Fair enough. The "sd_distance" I was referring to the node_distance()
between the CPUs of any two groups in this NUMA domain. However, this
was assuming that the node_distance() between the CPUs of any two
groups would be the same, which is not the case for certain
platforms. So this wouldn't work.



> 
> >    /* By default we set the threshold to 1/4th the sched-group span. */
> >    imb_numa_shift = 2;
> > 
> >    /*
> >     * We can be a little aggressive if the cost of migrating tasks
> >     * across groups of this NUMA level is not high.
> >     * Assuming 
> >     */
> >    
> >    if (sd_distance < REMOTE_DISTANCE)
> >       imb_numa_shift++;
> > 
> 
> The distance would have to be accounted for elsewhere because here we
> are considering one node in isolation, not relative to other nodes.
> 
> >    /*
> >     * Compute the number of LLCs in each group.
> >     * More the LLCs, more aggressively we migrate across
> >     * the groups at this NUMA sd.
> >     */
> >     nr_llcs = group_span/llc_size;
> > 
> >     sd->imb_numa_nr = max(2U, (group_span / nr_llcs) >> imb_numa_shift);
> > }
> > 
> 
> Same, any adjustment would have to happen during load balancing taking
> into account the relatively NUMA distances. I'm not necessarily opposed
> but it would be a separate patch.


Sure, we can look into this separately.


> 
> > > > <SNIP>
> > > > If we retain the (2,4) thresholds from v4.1 but use them in
> > > > allow_numa_imbalance() as in v3 we get
> > > > 
> > > > NPS=4
> > > > Test:	 mel-v4.2
> > > >  Copy:	 225860.12 (498.11%)
> > > > Scale:	 227869.07 (572.58%)
> > > >   Add:	 278365.58 (624.93%)
> > > > Triad:	 264315.44 (596.62%)
> > > > 
> > > 
> > > The potential problem with this is that it probably will work for
> > > netperf when it's a single communicating pair but may not work as well
> > > when there are multiple communicating pairs or a number of communicating
> > > tasks that exceed numa_imb_nr.
> > 
> > 
> > Yes that's true. I think what you are doing in v4 is the right thing.
> > 
> > In case of stream in NPS=4, it just manages to hit the corner case for
> > this heuristic which results in a suboptimal behaviour. Description
> > follows:
> > 
> 
> To avoid the corner case, we'd need to explicitly favour spreading early
> and assume wakeup will pull communicating tasks together and NUMA
> balancing migrate the data after some time which looks like


Actually I was able to root-cause the reason behind the drop in the
performance of stream on NPS-4. I have already responded earlier in
another thread : https://lore.kernel.org/lkml/Ybzq%2FA+HS%2FGxGYha@BLR-5CG11610CF.amd.com/
Appending the patch here:


---
 kernel/sched/fair.c | 13 +++++++------
 1 file changed, 7 insertions(+), 6 deletions(-)

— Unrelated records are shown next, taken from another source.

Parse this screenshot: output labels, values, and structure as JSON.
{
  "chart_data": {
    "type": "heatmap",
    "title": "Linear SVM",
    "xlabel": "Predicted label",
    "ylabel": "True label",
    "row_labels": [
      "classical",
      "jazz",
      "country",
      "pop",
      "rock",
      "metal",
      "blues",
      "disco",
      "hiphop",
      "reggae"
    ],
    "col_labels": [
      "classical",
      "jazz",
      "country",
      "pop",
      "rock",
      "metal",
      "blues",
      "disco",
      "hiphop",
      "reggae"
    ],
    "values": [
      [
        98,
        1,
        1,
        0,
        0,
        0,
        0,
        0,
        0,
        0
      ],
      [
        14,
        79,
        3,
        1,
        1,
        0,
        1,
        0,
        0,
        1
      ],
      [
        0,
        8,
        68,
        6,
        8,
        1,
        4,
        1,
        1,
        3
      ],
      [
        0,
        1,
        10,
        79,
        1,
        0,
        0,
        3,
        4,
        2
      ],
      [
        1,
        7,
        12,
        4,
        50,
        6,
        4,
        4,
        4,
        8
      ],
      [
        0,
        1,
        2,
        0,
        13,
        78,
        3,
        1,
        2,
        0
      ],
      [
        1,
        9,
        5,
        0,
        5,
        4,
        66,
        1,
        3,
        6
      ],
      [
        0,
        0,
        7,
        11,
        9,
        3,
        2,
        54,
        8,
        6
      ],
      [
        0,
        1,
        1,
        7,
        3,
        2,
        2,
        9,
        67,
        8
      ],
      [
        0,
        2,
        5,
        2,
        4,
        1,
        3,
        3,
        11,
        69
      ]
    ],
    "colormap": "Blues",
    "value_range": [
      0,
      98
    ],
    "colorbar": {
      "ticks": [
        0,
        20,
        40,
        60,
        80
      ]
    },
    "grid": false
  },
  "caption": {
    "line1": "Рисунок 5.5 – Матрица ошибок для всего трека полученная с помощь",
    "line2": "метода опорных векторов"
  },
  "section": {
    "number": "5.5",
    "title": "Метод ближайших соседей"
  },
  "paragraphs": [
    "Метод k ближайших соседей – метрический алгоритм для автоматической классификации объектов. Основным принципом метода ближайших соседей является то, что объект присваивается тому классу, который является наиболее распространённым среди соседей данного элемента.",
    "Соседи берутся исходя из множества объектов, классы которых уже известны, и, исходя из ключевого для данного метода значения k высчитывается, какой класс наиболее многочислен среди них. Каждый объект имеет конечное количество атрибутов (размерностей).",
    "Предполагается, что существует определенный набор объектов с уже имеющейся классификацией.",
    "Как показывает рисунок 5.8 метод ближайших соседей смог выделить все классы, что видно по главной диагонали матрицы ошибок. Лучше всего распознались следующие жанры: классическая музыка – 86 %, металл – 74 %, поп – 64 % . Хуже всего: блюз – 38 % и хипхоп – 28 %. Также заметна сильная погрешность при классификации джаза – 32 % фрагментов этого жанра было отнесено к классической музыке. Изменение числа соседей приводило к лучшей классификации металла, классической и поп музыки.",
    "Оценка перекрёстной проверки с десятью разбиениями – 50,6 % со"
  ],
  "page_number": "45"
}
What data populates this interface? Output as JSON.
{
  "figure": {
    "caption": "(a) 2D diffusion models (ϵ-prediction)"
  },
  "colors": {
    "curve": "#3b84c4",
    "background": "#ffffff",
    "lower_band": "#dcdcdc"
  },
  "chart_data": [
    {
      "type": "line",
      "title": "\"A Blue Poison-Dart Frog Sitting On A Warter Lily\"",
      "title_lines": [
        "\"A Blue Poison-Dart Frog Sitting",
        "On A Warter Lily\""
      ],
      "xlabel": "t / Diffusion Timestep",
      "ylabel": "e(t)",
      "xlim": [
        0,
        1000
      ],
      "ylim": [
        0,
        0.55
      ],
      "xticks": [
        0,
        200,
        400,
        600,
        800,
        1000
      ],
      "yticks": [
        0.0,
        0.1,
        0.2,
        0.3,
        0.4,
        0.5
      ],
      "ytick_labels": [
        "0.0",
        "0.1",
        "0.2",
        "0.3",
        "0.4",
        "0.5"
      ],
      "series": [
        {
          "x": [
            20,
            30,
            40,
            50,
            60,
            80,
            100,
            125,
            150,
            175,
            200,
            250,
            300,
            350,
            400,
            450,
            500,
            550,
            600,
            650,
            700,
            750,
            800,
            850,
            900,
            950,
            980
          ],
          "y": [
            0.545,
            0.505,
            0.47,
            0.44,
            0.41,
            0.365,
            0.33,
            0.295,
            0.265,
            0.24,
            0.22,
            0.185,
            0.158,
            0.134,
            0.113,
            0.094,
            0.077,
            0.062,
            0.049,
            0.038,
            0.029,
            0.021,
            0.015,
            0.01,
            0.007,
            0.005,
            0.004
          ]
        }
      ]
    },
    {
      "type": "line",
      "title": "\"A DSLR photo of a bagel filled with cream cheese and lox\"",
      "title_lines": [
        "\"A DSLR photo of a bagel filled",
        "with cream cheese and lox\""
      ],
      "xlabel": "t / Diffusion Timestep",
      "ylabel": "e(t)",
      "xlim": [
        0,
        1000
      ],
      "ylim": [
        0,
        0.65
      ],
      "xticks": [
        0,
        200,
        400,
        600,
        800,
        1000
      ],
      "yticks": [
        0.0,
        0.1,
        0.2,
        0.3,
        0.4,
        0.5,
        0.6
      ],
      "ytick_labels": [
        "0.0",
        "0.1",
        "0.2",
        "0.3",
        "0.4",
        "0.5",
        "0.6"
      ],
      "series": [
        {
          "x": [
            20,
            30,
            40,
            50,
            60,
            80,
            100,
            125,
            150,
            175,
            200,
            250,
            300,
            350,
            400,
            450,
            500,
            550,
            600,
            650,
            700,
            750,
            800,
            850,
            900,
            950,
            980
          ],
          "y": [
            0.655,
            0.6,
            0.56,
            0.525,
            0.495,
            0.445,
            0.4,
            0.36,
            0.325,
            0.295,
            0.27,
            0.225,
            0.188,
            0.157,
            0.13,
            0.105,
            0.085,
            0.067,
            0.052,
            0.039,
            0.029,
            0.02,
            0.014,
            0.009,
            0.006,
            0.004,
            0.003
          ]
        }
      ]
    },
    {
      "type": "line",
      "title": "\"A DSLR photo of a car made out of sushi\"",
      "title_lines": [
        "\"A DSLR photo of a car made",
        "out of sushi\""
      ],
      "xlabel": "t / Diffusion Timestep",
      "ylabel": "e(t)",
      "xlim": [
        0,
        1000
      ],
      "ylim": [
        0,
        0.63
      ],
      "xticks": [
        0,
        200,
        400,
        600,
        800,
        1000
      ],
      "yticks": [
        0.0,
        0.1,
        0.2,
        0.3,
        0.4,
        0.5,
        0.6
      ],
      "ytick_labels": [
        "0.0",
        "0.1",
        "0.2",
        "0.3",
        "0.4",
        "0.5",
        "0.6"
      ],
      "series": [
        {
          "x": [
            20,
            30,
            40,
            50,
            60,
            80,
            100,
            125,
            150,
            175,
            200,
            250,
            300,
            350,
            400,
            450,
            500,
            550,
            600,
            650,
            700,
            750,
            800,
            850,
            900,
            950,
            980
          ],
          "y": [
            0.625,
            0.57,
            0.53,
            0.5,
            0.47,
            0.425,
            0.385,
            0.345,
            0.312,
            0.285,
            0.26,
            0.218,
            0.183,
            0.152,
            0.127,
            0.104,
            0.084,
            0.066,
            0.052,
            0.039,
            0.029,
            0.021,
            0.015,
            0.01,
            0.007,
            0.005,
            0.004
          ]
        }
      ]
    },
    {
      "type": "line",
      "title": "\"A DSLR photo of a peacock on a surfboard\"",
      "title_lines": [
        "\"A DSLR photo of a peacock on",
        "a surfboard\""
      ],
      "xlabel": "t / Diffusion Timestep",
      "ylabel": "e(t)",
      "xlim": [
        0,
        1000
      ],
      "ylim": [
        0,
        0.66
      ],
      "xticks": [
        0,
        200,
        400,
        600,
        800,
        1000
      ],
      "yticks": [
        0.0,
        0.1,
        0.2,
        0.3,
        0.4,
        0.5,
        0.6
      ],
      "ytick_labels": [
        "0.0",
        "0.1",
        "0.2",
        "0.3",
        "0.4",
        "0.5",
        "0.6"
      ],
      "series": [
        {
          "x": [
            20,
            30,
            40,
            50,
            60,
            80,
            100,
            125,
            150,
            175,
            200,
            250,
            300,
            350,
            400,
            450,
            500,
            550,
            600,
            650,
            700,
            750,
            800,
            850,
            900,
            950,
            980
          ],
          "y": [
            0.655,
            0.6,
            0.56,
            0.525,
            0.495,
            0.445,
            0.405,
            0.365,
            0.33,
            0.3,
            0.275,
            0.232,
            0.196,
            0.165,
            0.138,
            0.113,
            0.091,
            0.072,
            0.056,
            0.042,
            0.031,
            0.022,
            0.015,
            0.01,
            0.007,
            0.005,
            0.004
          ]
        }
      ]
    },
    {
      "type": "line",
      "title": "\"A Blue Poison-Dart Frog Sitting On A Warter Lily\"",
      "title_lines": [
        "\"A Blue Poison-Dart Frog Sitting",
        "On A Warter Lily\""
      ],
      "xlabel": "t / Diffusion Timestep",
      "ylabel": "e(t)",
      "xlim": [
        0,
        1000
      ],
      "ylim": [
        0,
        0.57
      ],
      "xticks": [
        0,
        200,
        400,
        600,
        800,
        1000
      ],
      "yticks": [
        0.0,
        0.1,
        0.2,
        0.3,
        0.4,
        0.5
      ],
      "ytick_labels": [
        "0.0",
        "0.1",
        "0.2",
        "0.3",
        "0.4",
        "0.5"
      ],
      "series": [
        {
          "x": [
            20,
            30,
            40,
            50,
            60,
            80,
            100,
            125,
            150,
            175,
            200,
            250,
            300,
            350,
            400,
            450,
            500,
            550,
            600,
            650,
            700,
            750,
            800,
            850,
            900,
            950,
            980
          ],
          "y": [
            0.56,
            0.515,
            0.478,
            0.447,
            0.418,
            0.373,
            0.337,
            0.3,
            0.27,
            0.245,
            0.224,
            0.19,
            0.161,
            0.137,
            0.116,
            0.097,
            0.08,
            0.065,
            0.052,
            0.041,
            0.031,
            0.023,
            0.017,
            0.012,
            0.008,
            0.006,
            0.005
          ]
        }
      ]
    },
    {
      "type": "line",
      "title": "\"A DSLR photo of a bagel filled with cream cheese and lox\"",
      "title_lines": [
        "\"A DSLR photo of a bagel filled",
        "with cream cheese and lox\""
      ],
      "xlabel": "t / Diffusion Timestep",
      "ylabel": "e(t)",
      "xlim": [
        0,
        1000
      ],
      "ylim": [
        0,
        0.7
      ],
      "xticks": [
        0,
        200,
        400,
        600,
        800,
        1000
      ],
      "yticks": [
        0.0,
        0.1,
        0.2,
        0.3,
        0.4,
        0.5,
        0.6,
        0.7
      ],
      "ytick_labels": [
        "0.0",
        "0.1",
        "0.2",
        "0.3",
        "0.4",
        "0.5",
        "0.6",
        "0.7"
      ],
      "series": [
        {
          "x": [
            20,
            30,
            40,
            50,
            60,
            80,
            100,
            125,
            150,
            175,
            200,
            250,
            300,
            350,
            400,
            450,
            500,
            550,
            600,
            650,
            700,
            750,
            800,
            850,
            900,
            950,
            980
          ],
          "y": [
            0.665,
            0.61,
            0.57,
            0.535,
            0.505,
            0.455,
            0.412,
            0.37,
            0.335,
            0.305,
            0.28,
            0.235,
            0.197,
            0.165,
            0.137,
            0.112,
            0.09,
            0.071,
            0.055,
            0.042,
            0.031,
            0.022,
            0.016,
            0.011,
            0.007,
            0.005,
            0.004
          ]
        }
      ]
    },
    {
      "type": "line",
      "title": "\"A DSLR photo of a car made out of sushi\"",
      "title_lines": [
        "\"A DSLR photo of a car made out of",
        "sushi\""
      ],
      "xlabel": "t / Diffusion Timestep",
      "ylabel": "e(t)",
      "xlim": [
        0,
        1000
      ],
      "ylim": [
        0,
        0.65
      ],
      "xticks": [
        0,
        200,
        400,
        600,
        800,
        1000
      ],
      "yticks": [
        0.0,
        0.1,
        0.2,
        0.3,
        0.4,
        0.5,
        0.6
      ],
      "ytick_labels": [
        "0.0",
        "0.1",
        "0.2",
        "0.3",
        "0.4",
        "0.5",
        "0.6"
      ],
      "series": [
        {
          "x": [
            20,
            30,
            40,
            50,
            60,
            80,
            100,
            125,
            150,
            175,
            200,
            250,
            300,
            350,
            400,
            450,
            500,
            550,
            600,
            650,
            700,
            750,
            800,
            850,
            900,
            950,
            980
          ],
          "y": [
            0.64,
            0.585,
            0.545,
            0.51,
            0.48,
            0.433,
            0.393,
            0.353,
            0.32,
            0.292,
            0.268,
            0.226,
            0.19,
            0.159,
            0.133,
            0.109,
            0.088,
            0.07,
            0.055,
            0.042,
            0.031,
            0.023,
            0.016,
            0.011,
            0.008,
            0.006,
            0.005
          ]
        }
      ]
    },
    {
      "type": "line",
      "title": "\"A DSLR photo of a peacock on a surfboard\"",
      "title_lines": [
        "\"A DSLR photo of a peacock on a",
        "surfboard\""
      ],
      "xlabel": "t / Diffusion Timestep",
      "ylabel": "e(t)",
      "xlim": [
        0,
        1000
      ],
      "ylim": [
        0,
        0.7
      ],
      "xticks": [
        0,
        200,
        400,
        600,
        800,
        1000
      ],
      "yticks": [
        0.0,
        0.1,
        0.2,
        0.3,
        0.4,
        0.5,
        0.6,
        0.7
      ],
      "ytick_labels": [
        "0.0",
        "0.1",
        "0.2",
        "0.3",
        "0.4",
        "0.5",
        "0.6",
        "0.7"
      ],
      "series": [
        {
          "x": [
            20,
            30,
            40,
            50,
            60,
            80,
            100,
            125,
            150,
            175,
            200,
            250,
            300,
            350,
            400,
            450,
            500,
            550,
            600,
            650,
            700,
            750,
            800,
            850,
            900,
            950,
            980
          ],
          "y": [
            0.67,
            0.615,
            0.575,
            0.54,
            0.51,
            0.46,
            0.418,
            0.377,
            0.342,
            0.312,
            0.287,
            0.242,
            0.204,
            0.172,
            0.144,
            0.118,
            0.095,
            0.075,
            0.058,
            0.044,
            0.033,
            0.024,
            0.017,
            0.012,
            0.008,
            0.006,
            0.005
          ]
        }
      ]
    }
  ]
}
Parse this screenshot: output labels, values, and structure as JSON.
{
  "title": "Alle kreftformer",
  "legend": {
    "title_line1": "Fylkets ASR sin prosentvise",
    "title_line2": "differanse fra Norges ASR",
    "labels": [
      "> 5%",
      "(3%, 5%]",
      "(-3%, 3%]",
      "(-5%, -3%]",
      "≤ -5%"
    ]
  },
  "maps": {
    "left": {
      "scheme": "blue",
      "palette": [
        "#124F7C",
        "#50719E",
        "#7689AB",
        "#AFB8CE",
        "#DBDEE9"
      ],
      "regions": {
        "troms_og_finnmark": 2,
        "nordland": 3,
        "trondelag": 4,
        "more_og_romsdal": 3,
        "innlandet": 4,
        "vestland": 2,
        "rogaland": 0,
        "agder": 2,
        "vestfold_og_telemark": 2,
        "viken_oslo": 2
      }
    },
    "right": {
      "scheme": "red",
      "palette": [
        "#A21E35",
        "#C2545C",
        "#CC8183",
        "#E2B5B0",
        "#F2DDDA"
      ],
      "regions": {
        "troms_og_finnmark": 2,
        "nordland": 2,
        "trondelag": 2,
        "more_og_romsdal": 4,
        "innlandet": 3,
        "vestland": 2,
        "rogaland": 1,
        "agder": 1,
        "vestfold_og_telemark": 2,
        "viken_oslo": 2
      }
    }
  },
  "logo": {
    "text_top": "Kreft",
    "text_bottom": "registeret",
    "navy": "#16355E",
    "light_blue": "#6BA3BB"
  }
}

diff --git a/kernel/sched/fair.c b/kernel/sched/fair.c
index ec354bf88b0d..c1b2a422a877 100644
--- a/kernel/sched/fair.c
+++ b/kernel/sched/fair.c
@@ -9191,13 +9191,14 @@ find_idlest_group(struct sched_domain *sd, struct task_struct *p, int this_cpu)
 				return idlest;
 #endif
 			/*
-			 * Otherwise, keep the task on this node to stay local
-			 * to its wakeup source if the number of running tasks
-			 * are below the allowed imbalance. If there is a real
-			 * need of migration, periodic load balance will take
-			 * care of it.
+			 * Otherwise, keep the task on this node to
+			 * stay local to its wakeup source if the
+			 * number of running tasks (including the new
+			 * one) are below the allowed imbalance. If
+			 * there is a real need of migration, periodic
+			 * load balance will take care of it.
 			 */
-			if (local_sgs.sum_nr_running <= sd->imb_numa_nr)
+			if (local_sgs.sum_nr_running + 1 <= sd->imb_numa_nr)
 				return NULL;
 		}
 
-- 

With this fix on top of your fix to compute the imb_numa_nr at the
relevant level (v4.1:
https://lore.kernel.org/lkml/20211213130131.GQ3366@techsingularity.net/),
the stream regression for NPS4 is no longer there.


Test:	tip-core	    v4		       v4.1		    v4.1-find_idlest_group_fix
 Copy:	 37762.14 (0.00%)   48748.60 (29.09%)  164765.83 (336.32%)  205963.99 (445.42%)
Scale:	 33879.66 (0.00%)   48317.66 (42.61%)  159641.67 (371.20%)  218136.57 (543.85%)
  Add:	 38398.90 (0.00%)   54259.56 (41.30%)  184583.70 (380.70%)  257857.90 (571.52%)
Triad:	 37942.38 (0.00%)   54503.74 (43.64%)  181250.80 (377.70%)  251410.28 (562.61%)

--
Thanks and Regards
gautham.